Anda di halaman 1dari 1

Jakarta - Media sosial (medsos) harus digunakan dengan bijak.

Jauhi fitnah dan


provokasi memecah belah bangsa. Tapi bila ada yang nekat berbuat negatif dan
malah justru memancing kericuhan, pemilik akun itu layak dipenjarakan.
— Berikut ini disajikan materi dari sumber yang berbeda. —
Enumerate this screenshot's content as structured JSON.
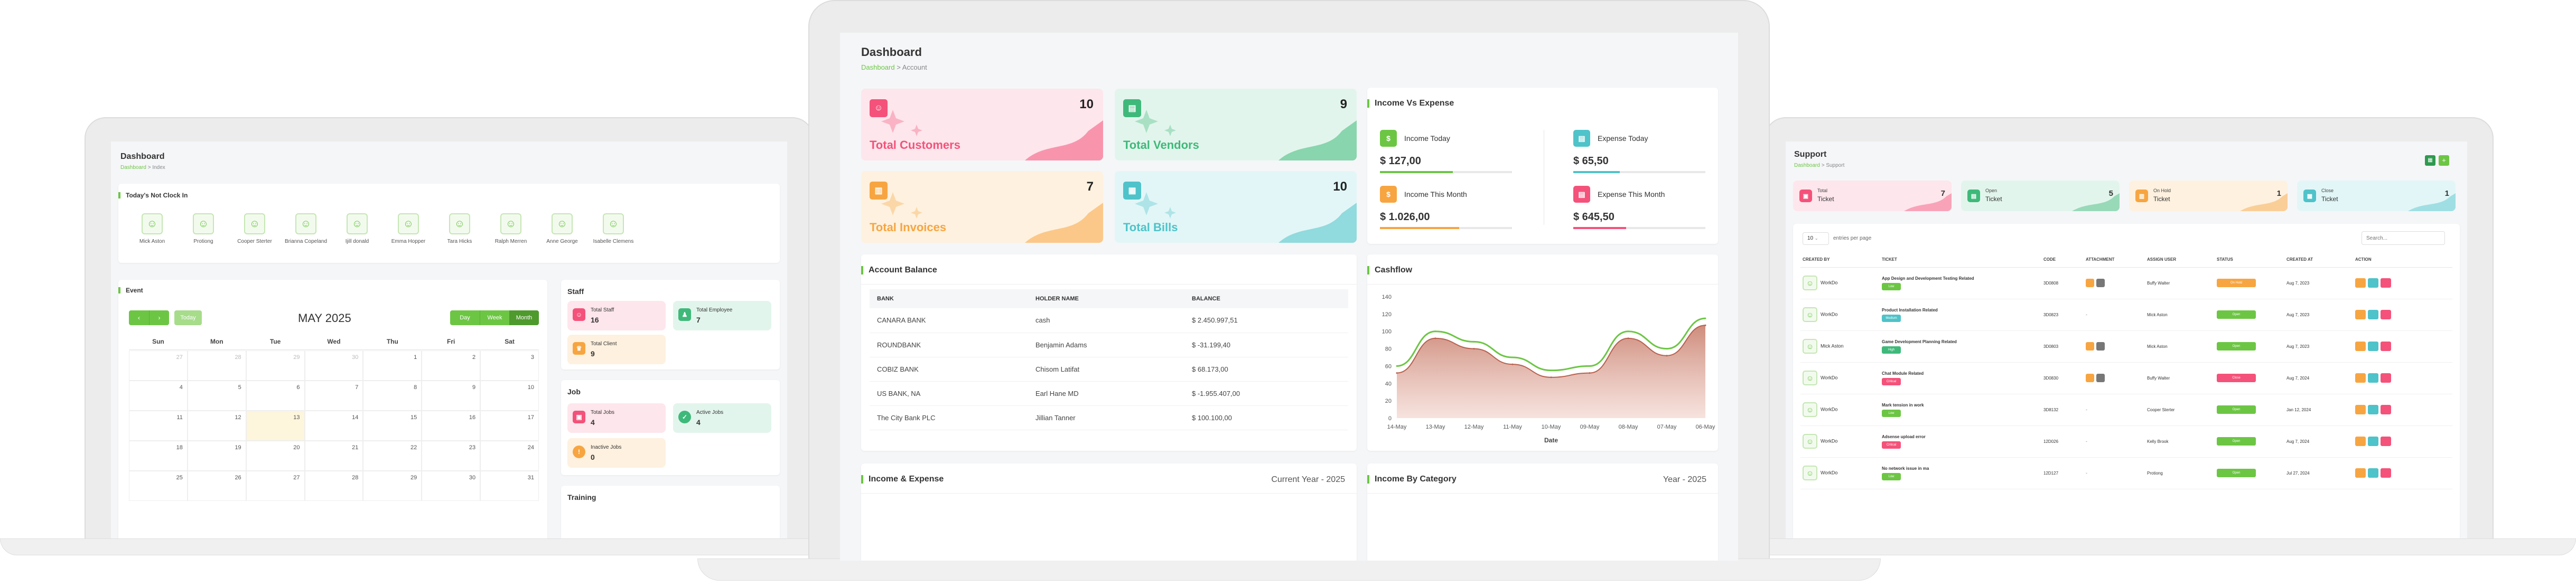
{
  "colors": {
    "accent": "#6cc644",
    "pink": "#f4527a",
    "orange": "#f7a541",
    "teal": "#4ec3c9",
    "grey": "#888888"
  },
  "left": {
    "title": "Dashboard",
    "breadcrumb": [
      "Dashboard",
      "Index"
    ],
    "not_clock": {
      "title": "Today's Not Clock In",
      "people": [
        "Mick Aston",
        "Protiong",
        "Cooper Sterter",
        "Brianna Copeland",
        "Ijill donald",
        "Emma Hopper",
        "Tara Hicks",
        "Ralph Merren",
        "Anne George",
        "Isabelle Clemens"
      ]
    },
    "event": {
      "title": "Event",
      "month": "MAY 2025",
      "today_label": "Today",
      "views": [
        "Day",
        "Week",
        "Month"
      ],
      "weekdays": [
        "Sun",
        "Mon",
        "Tue",
        "Wed",
        "Thu",
        "Fri",
        "Sat"
      ],
      "weeks": [
        [
          "27",
          "28",
          "29",
          "30",
          "1",
          "2",
          "3"
        ],
        [
          "4",
          "5",
          "6",
          "7",
          "8",
          "9",
          "10"
        ],
        [
          "11",
          "12",
          "13",
          "14",
          "15",
          "16",
          "17"
        ],
        [
          "18",
          "19",
          "20",
          "21",
          "22",
          "23",
          "24"
        ],
        [
          "25",
          "26",
          "27",
          "28",
          "29",
          "30",
          "31"
        ]
      ]
    },
    "staff": {
      "title": "Staff",
      "items": [
        {
          "label": "Total Staff",
          "value": "16"
        },
        {
          "label": "Total Employee",
          "value": "7"
        },
        {
          "label": "Total Client",
          "value": "9"
        }
      ]
    },
    "job": {
      "title": "Job",
      "items": [
        {
          "label": "Total Jobs",
          "value": "4"
        },
        {
          "label": "Active Jobs",
          "value": "4"
        },
        {
          "label": "Inactive Jobs",
          "value": "0"
        }
      ]
    },
    "training": {
      "title": "Training"
    }
  },
  "center": {
    "title": "Dashboard",
    "breadcrumb": [
      "Dashboard",
      "Account"
    ],
    "stats": [
      {
        "label": "Total Customers",
        "value": "10"
      },
      {
        "label": "Total Vendors",
        "value": "9"
      },
      {
        "label": "Total Invoices",
        "value": "7"
      },
      {
        "label": "Total Bills",
        "value": "10"
      }
    ],
    "income_expense": {
      "title": "Income Vs Expense",
      "items": [
        {
          "label": "Income Today",
          "value": "$ 127,00"
        },
        {
          "label": "Expense Today",
          "value": "$ 65,50"
        },
        {
          "label": "Income This Month",
          "value": "$ 1.026,00"
        },
        {
          "label": "Expense This Month",
          "value": "$ 645,50"
        }
      ]
    },
    "account_balance": {
      "title": "Account Balance",
      "headers": [
        "BANK",
        "HOLDER NAME",
        "BALANCE"
      ],
      "rows": [
        [
          "CANARA BANK",
          "cash",
          "$ 2.450.997,51"
        ],
        [
          "ROUNDBANK",
          "Benjamin Adams",
          "$ -31.199,40"
        ],
        [
          "COBIZ BANK",
          "Chisom Latifat",
          "$ 68.173,00"
        ],
        [
          "US BANK, NA",
          "Earl Hane MD",
          "$ -1.955.407,00"
        ],
        [
          "The City Bank PLC",
          "Jillian Tanner",
          "$ 100.100,00"
        ]
      ]
    },
    "cashflow": {
      "title": "Cashflow"
    },
    "bottom_left": {
      "title": "Income & Expense",
      "right": "Current Year - 2025"
    },
    "bottom_right": {
      "title": "Income By Category",
      "right": "Year - 2025"
    }
  },
  "chart_data": {
    "type": "area",
    "title": "Cashflow",
    "xlabel": "Date",
    "ylabel": "",
    "ylim": [
      0,
      140
    ],
    "yticks": [
      "140",
      "120",
      "100",
      "80",
      "60",
      "40",
      "20",
      "0"
    ],
    "categories": [
      "14-May",
      "13-May",
      "12-May",
      "11-May",
      "10-May",
      "09-May",
      "08-May",
      "07-May",
      "06-May"
    ],
    "series": [
      {
        "values": [
          60,
          100,
          88,
          70,
          55,
          60,
          100,
          80,
          115
        ]
      },
      {
        "values": [
          52,
          92,
          80,
          62,
          47,
          52,
          92,
          72,
          107
        ]
      }
    ]
  },
  "right": {
    "title": "Support",
    "breadcrumb": [
      "Dashboard",
      "Support"
    ],
    "stats": [
      {
        "small": "Total",
        "label": "Ticket",
        "value": "7"
      },
      {
        "small": "Open",
        "label": "Ticket",
        "value": "5"
      },
      {
        "small": "On Hold",
        "label": "Ticket",
        "value": "1"
      },
      {
        "small": "Close",
        "label": "Ticket",
        "value": "1"
      }
    ],
    "per_page": "10",
    "per_page_label": "entries per page",
    "search_placeholder": "Search...",
    "headers": [
      "CREATED BY",
      "TICKET",
      "CODE",
      "ATTACHMENT",
      "ASSIGN USER",
      "STATUS",
      "CREATED AT",
      "ACTION"
    ],
    "rows": [
      {
        "by": "WorkDo",
        "ticket": "App Design and Development Testing Related",
        "tag": "Low",
        "code": "3D0808",
        "attach": true,
        "assign": "Buffy Walter",
        "status": "On Hold",
        "date": "Aug 7, 2023"
      },
      {
        "by": "WorkDo",
        "ticket": "Product Installation Related",
        "tag": "Medium",
        "code": "3D0823",
        "attach": false,
        "assign": "Mick Aston",
        "status": "Open",
        "date": "Aug 7, 2023"
      },
      {
        "by": "Mick Aston",
        "ticket": "Game Development Planning Related",
        "tag": "High",
        "code": "3D0803",
        "attach": true,
        "assign": "Mick Aston",
        "status": "Open",
        "date": "Aug 7, 2023"
      },
      {
        "by": "WorkDo",
        "ticket": "Chat Module Related",
        "tag": "Critical",
        "code": "3D0830",
        "attach": true,
        "assign": "Buffy Walter",
        "status": "Close",
        "date": "Aug 7, 2024"
      },
      {
        "by": "WorkDo",
        "ticket": "Mark tension in work",
        "tag": "Low",
        "code": "3D8132",
        "attach": false,
        "assign": "Cooper Sterter",
        "status": "Open",
        "date": "Jan 12, 2024"
      },
      {
        "by": "WorkDo",
        "ticket": "Adsense upload error",
        "tag": "Critical",
        "code": "12D026",
        "attach": false,
        "assign": "Kelly Brook",
        "status": "Open",
        "date": "Aug 7, 2024"
      },
      {
        "by": "WorkDo",
        "ticket": "No network issue in ma",
        "tag": "Low",
        "code": "12D127",
        "attach": false,
        "assign": "Protiong",
        "status": "Open",
        "date": "Jul 27, 2024"
      }
    ]
  }
}
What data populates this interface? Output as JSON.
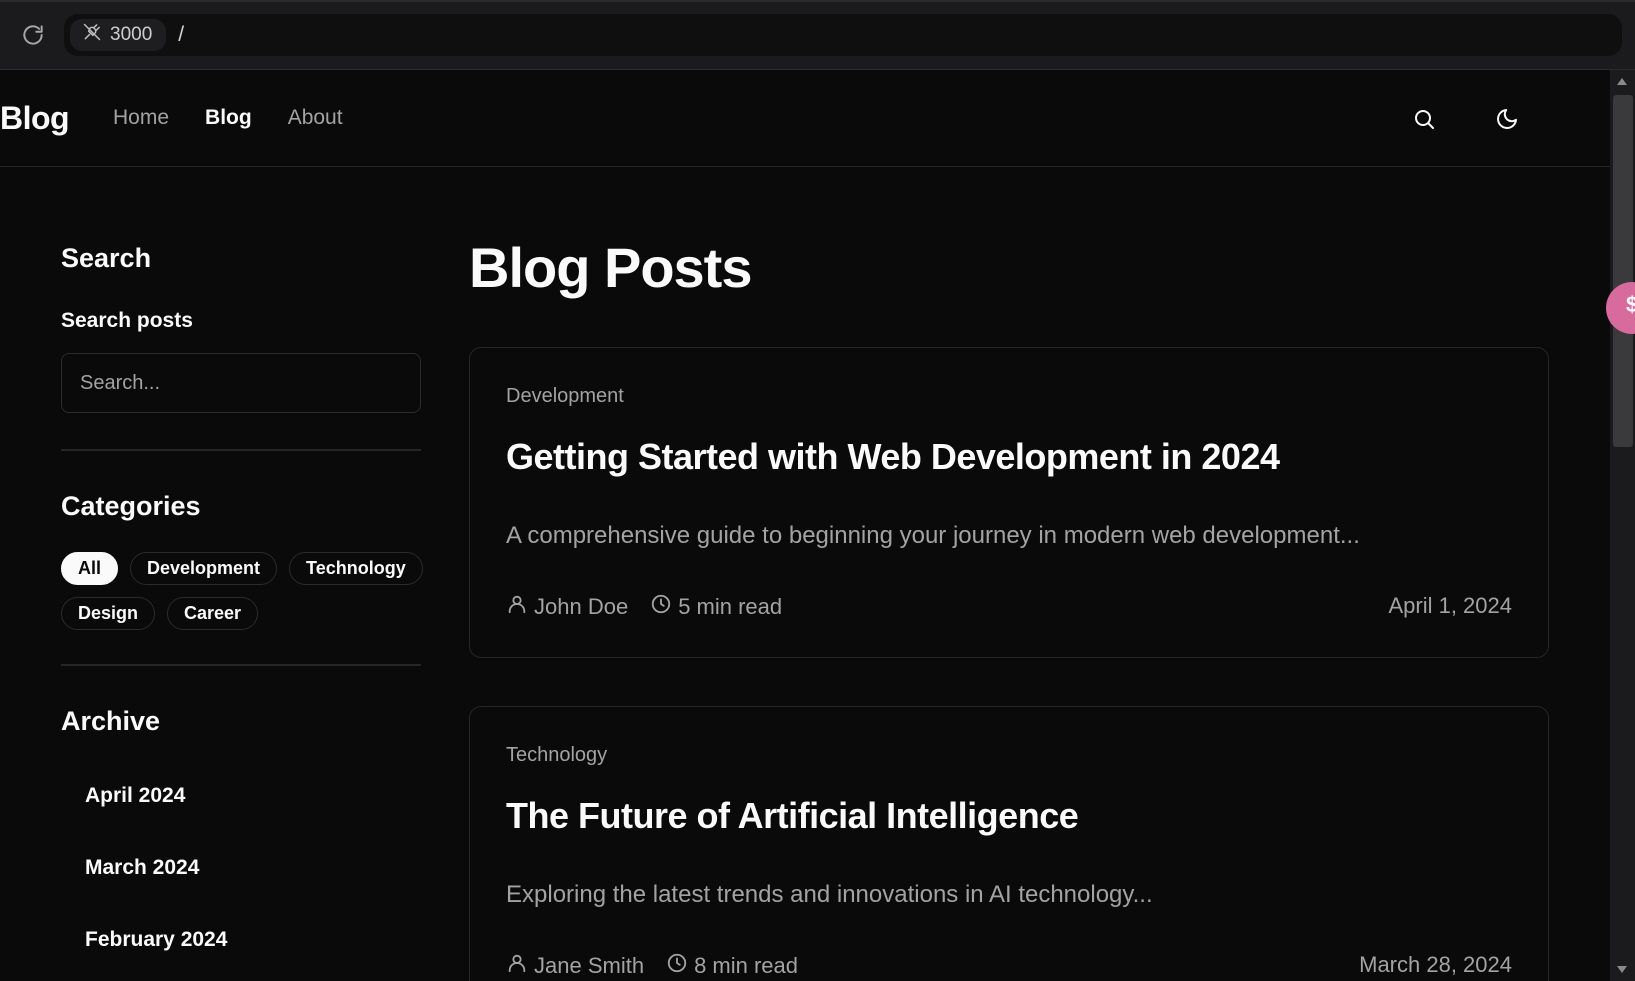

Ini berkaca
dari kasus kerusuhan di Tanjung Balai, Sumut.
"Cara satu-satunya ya telusuri orangnya dan tangkap orangnya, seperti yang
sudah-sudah," kata pengamat media sosial, Nukman Luthfie, Senin (1/8/2016).
Menurut dia, tapi biasanya mereka yang memang berbuat fitnah, kerap membuat
akun-akun palsu untuk mengelabui.
"Terkadang pembuat fitnah original itu akan menggunakan akun-akun yang ngawur
juga sehingga tidak mudah dilacak, tapi saat fitnah itu tersebar itu akan disasar
langsung oleh pemilik akun-akun yang polos yang dengan mudahnya langsung
menyebar kabar itu," jelas dia.
Selama ini, media sosial memang menjadi tempat curhat dan ajang orang
membuang kemarahan. Tapi ya itu tadi, jangan menjadi fitnah.
"Ada riset kemarahan di Medsos itu lebih tinggi sekian persen dari offline. Tatap
muka membuat orang lebih berhati-hati, tapi di Medsos seseorang marah akan
cepat mengungkapkannya, kemudian juga pesan berantai akan belok kemanamana, orang kesekian akan menambahkan. Sumber kemarahan akan sampai ke
orang sekian berubah 100 persen dan berbeda dengan konteks di awal," urai dia.
Satu contoh yang terjadi saat Pilpres lalu. Isu SARA dan berbagai isu lainnya
menyebar dengan mudah.
"Di AS sendiri juga seperti itu. Di online penyebarannya mengerikan. Blokir bisa
bener, kalau memproses hukum pemilik akunnya bisa, tapi kalau akunnya di Medsos
diblokir pemerintah nggak bisa. Kenapa? Karena yang bisa memblokir akun Medsos
itu hanya pemilik dari media itu," tegas dia.